Data-data yang diperoleh dari berbagai metode pengumpulan data ini, dianalisis sejak awal penelitian menurut tiga alur kegiatan yang dilakukan secara bersamaan yaitu;

a) reduksi data dan klasifikasi berdasarkan kategori yang dibangun oleh konsep, reduksi data sebagai bentuk analisis yang mempertajam, mengarahkan, menggolongkan, membuang yang dipandang tidak perlu serta mengorganisasi data. Adapun cara yang ditempuh, adalah ; meringkaskan data, mengkode, menelusuri tema, membuat gugus dan memo.

b) Penyajian data, yaitu suatu aktifitas pengelompokkan informasi yang tersusun sehingga memberi kemungkinan adanya kemudahan penarikan kesimpulan dan pengambilan keputusan bertindak. Bentuk-bentuk penyajian data yang dilakukan, yakni : teks naratif dalam bentuk catatan lapangan, pembuatan matrik, grafik, jaringan dan bagan-bagan.

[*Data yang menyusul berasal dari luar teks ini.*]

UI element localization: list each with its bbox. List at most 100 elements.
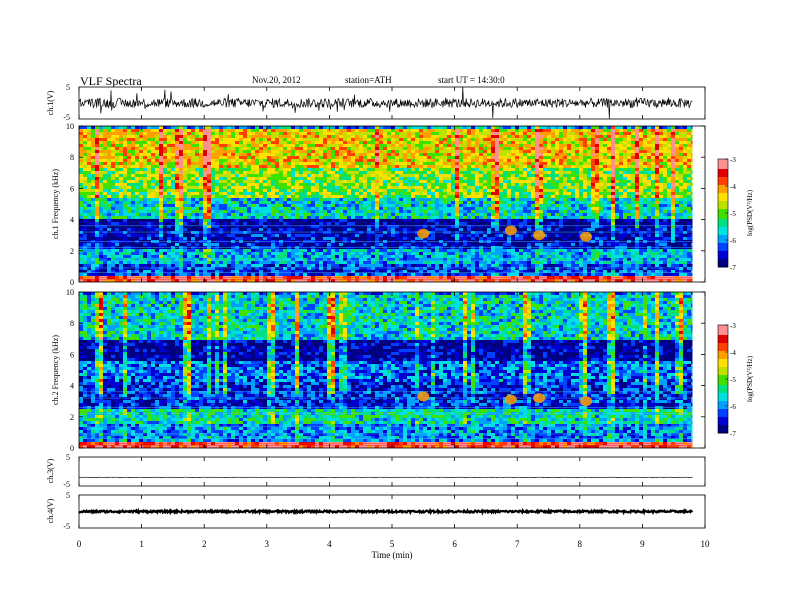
spectrogram-cell — [83, 216, 87, 219]
spectrogram-cell — [203, 234, 207, 237]
spectrogram-cell — [163, 222, 167, 225]
spectrogram-cell — [331, 135, 335, 138]
spectrogram-cell — [79, 207, 83, 210]
spectrogram-cell — [303, 258, 307, 261]
spectrogram-cell — [383, 138, 387, 141]
spectrogram-cell — [187, 195, 191, 198]
spectrogram-cell — [131, 198, 135, 201]
spectrogram-cell — [427, 258, 431, 261]
spectrogram-cell — [107, 207, 111, 210]
spectrogram-cell — [315, 204, 319, 207]
spectrogram-cell — [391, 219, 395, 222]
spectrogram-cell — [367, 267, 371, 270]
spectrogram-cell — [459, 258, 463, 261]
spectrogram-cell — [439, 222, 443, 225]
spectrogram-cell — [255, 270, 259, 273]
spectrogram-cell — [159, 273, 163, 276]
spectrogram-cell — [163, 159, 167, 162]
spectrogram-cell — [91, 168, 95, 171]
spectrogram-cell — [371, 195, 375, 198]
spectrogram-cell — [351, 132, 355, 135]
spectrogram-cell — [327, 270, 331, 273]
spectrogram-cell — [251, 279, 255, 282]
spectrogram-cell — [203, 252, 207, 255]
spectrogram-cell — [127, 156, 131, 159]
spectrogram-cell — [371, 171, 375, 174]
spectrogram-cell — [99, 177, 103, 180]
spectrogram-cell — [223, 174, 227, 177]
spectrogram-cell — [79, 180, 83, 183]
spectrogram-cell — [415, 168, 419, 171]
spectrogram-cell — [155, 237, 159, 240]
spectrogram-cell — [355, 183, 359, 186]
spectrogram-cell — [175, 225, 179, 228]
spectrogram-cell — [343, 219, 347, 222]
spectrogram-cell — [395, 159, 399, 162]
spectrogram-cell — [387, 165, 391, 168]
spectrogram-cell — [235, 135, 239, 138]
spectrogram-cell — [435, 150, 439, 153]
spectrogram-cell — [419, 210, 423, 213]
spectrogram-cell — [187, 207, 191, 210]
spectrogram-cell — [211, 270, 215, 273]
spectrogram-cell — [211, 222, 215, 225]
spectrogram-cell — [255, 273, 259, 276]
spectrogram-cell — [283, 261, 287, 264]
spectrogram-cell — [283, 162, 287, 165]
spectrogram-cell — [227, 249, 231, 252]
spectrogram-cell — [411, 255, 415, 258]
spectrogram-cell — [395, 126, 399, 129]
spectrogram-cell — [111, 225, 115, 228]
spectrogram-cell — [183, 243, 187, 246]
spectrogram-cell — [339, 249, 343, 252]
spectrogram-cell — [263, 138, 267, 141]
spectrogram-cell — [335, 126, 339, 129]
spectrogram-cell — [275, 192, 279, 195]
spectrogram-cell — [143, 204, 147, 207]
spectrogram-cell — [187, 150, 191, 153]
spectrogram-cell — [91, 231, 95, 234]
spectrogram-cell — [239, 198, 243, 201]
spectrogram-cell — [83, 237, 87, 240]
spectrogram-cell — [271, 141, 275, 144]
spectrogram-cell — [235, 162, 239, 165]
spectrogram-cell — [443, 222, 447, 225]
spectrogram-cell — [239, 135, 243, 138]
spectrogram-cell — [247, 213, 251, 216]
spectrogram-cell — [231, 132, 235, 135]
spectrogram-cell — [423, 177, 427, 180]
spectrogram-cell — [155, 153, 159, 156]
spectrogram-cell — [359, 180, 363, 183]
spectrogram-cell — [171, 225, 175, 228]
spectrogram-cell — [95, 198, 99, 201]
spectrogram-cell — [119, 138, 123, 141]
spectrogram-cell — [91, 159, 95, 162]
spectrogram-cell — [135, 243, 139, 246]
spectrogram-cell — [215, 192, 219, 195]
spectrogram-cell — [135, 177, 139, 180]
spectrogram-cell — [431, 210, 435, 213]
spectrogram-cell — [303, 204, 307, 207]
spectrogram-cell — [191, 141, 195, 144]
spectrogram-cell — [327, 237, 331, 240]
spectrogram-cell — [363, 192, 367, 195]
spectrogram-cell — [211, 273, 215, 276]
spectrogram-cell — [347, 138, 351, 141]
spectrogram-cell — [95, 219, 99, 222]
spectrogram-cell — [271, 210, 275, 213]
spectrogram-cell — [147, 150, 151, 153]
spectrogram-cell — [459, 171, 463, 174]
spectrogram-cell — [195, 159, 199, 162]
spectrogram-cell — [267, 273, 271, 276]
spectrogram-cell — [355, 150, 359, 153]
spectrogram-cell — [91, 147, 95, 150]
spectrogram-cell — [251, 135, 255, 138]
spectrogram-cell — [339, 231, 343, 234]
spectrogram-cell — [371, 144, 375, 147]
spectrogram-cell — [331, 141, 335, 144]
spectrogram-cell — [127, 150, 131, 153]
spectrogram-cell — [355, 165, 359, 168]
spectrogram-cell — [291, 213, 295, 216]
spectrogram-cell — [219, 177, 223, 180]
spectrogram-cell — [331, 180, 335, 183]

c) Penarikan kesimpulan, yaitu aktifitas yang bermula dari awal penelitian melalui sebuah pencatatan spesifik tentang pengertian dan pemaknaan terhadap benda-benda, catatan keteraturan pola, konfigurasi yang mungkin terjadi, alur sebab akibat maupun preposisi. Kesimpulan yang dihasilkan penelitian ini juga diverifikasikan dengan cara : pemikiran ulang atas data lapangan selama penulisan, melakukan tinjauan ulang terhadap catatan lapangan, diskusi dengan orang-orang yang dianggap sebagai sumber informasi yang memiliki

46

kemampuan di bidang penelitian maupun pemahaman tentang fenomena sosial, dan langkah selanjutnya diselesaikan dengan menempatkan salinan temuan tersebut berdasarkan seperangkat data yang ada dalam suatu deskripsi serta interpretasi yang dilakukan oleh peneliti untuk menjaga agar tidak terdapat bias atau terpengaruh adanya stereotif masyarakat pada umumnya.(Miles dan Hubermen, 1992).

Dalam proses pengumpulan dan analisis data, peneliti akan selalu melakukan dialog dengan tineliti untuk mengonstruksi perlawanan petani. Semua ini berkonsekuensi pada proses dari bawah yang bersifat konstruktif, atau dikenal dengan istilah grounded meskipun disadari tidak sampai dalam bentuknya yang murni. Pilihan ni didasarkan pada asumsi menempatkan realitas perlawanan petani sebagai hasil konstruksi dan bekerjanya proses pembingkaian kolektif (collective framingprocess) antar para aktor yang di dalamnya melibatkan berbagai proses pemaknaan subyektif dan intersubyektif.